18 November 2008

Aggression

Tai Chi Chuan is a martial art and as such its natural scenario is the fight for one's life. This has nothing to do with self-defence – I am not defending myself when I fight – I am simply fighting for my life, and that life is always through the fight – without the fight the life is less. In such a situation there can be no room for distance because as soon as I allow or create distance the other is likely to fill it. What this means, technically, is that from the outset I must be using front-foot energy. Front-foot energy – basically spirit – is fundamentally aggressive – claims new ground, whereas back-foot energy – extending flowing energy – is fundamentally defensive – defends that ground. It is the same when the baby grasps at some object she likes the look of (desires). Firstly she attaches her spirit to the object through her eyes then her hand slowly (because inexpertly) moves towards the object, encloses it with her fingers, grasps and draws it in, generally to her mouth – she brings the world into her body. The front-foot works in the same way – it reaches out and claims territory – pulls that ground into my body (by pulling my body into that ground). This is basically an aggressive act – I must be prepared and eager to supplant whatever I find there – and it needs to be felt as such if it is to be whole-heartedly engaged. With my back-foot I create distance – space and time – by extending my root downwards and therefore my expression up and out. With my front-foot I create connexion which is the negation of space and time – of distance. And in my joyful enthusiasm I almost overreach – beyond and before. This is the danger and excitement of the front-foot – it takes me beyond myself.

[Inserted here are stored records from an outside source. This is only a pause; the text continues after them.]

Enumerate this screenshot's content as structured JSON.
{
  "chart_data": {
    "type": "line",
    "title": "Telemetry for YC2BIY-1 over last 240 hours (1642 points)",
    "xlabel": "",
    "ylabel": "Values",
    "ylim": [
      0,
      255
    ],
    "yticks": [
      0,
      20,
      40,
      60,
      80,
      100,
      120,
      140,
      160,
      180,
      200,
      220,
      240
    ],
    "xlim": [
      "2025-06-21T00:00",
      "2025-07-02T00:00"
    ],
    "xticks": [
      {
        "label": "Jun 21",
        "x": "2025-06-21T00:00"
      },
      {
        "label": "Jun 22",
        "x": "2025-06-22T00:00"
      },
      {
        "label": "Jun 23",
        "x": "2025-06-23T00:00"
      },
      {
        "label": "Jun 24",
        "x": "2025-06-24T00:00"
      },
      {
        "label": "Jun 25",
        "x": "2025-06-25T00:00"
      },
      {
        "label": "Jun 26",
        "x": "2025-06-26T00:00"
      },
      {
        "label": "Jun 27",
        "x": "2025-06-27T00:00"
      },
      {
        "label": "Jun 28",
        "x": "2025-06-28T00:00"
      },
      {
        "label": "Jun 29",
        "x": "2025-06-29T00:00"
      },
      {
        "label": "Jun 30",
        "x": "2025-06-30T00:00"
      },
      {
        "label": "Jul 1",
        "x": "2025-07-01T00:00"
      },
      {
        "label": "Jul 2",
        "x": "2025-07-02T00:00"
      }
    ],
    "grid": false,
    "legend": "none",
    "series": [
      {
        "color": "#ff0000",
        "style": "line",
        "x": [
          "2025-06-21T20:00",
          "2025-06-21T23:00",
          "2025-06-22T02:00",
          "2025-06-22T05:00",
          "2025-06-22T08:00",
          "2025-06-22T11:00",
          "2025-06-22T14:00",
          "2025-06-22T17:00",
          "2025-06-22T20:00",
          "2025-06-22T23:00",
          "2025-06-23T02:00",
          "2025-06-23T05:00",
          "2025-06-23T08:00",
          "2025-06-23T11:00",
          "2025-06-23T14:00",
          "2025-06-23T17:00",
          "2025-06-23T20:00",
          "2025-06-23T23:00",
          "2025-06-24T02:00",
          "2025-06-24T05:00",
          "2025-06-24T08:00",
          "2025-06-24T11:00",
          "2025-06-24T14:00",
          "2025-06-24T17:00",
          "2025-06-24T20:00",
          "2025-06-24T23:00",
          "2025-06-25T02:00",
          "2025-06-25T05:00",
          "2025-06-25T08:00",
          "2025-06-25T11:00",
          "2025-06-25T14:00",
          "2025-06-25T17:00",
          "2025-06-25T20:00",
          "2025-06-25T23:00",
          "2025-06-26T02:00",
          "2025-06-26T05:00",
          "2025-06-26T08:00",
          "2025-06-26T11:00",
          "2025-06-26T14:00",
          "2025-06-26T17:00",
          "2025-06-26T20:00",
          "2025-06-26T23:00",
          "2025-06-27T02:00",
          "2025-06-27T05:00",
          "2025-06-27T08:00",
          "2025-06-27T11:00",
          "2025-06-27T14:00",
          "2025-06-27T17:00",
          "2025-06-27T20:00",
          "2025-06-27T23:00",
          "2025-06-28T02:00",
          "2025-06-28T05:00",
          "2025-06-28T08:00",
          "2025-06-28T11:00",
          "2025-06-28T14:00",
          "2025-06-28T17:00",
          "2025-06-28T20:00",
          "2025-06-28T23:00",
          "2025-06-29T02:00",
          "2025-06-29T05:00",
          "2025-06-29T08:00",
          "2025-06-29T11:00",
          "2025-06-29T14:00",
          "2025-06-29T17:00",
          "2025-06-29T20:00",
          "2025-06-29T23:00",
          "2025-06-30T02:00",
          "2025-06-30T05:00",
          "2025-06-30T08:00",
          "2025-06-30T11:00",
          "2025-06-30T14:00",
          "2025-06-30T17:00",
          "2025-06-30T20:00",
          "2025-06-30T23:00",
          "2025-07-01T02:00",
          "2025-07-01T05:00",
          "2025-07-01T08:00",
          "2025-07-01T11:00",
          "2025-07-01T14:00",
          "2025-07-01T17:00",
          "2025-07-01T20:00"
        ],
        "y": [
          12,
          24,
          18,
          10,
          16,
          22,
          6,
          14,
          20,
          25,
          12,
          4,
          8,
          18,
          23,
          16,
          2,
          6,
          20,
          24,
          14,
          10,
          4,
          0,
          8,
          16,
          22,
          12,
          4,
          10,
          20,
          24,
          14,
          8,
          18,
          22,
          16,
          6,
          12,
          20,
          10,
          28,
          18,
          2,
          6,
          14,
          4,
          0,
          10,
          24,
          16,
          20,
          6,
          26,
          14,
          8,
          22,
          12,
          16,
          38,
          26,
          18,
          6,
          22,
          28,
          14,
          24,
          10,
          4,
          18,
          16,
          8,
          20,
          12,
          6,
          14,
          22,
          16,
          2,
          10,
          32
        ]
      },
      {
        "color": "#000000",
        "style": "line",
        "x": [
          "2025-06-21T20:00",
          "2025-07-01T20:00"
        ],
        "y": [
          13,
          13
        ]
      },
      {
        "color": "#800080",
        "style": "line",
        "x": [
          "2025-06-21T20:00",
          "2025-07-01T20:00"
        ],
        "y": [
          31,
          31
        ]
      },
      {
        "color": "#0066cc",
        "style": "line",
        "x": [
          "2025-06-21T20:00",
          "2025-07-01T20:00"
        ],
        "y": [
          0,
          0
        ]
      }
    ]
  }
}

Seated meditation is a fundamentally back-foot occupation. How meditators get around this I have yet to discover.

3 comments

Chodpa said...

As someone who meditates, I'm bound to ask "what is there to get around"?

very best wishes to you,

Chodpa

Arielle said...

I found similarities between the raw beauty of Butoh (which I saw yesterday at the Sadler's Wells) and what you say about the aggression and the fight for one's life in Tai-Chi.

Very interesting what is explained here about the back foot energy and the front foot energy.

Thanks.

taiji heartwork said...

I love Buto. There is a teacher here in Pardes Haana I keep meaning to study with. One day.

Everything is in the body - history and evolution. As well as possibility. And there is real power and healing in touching it.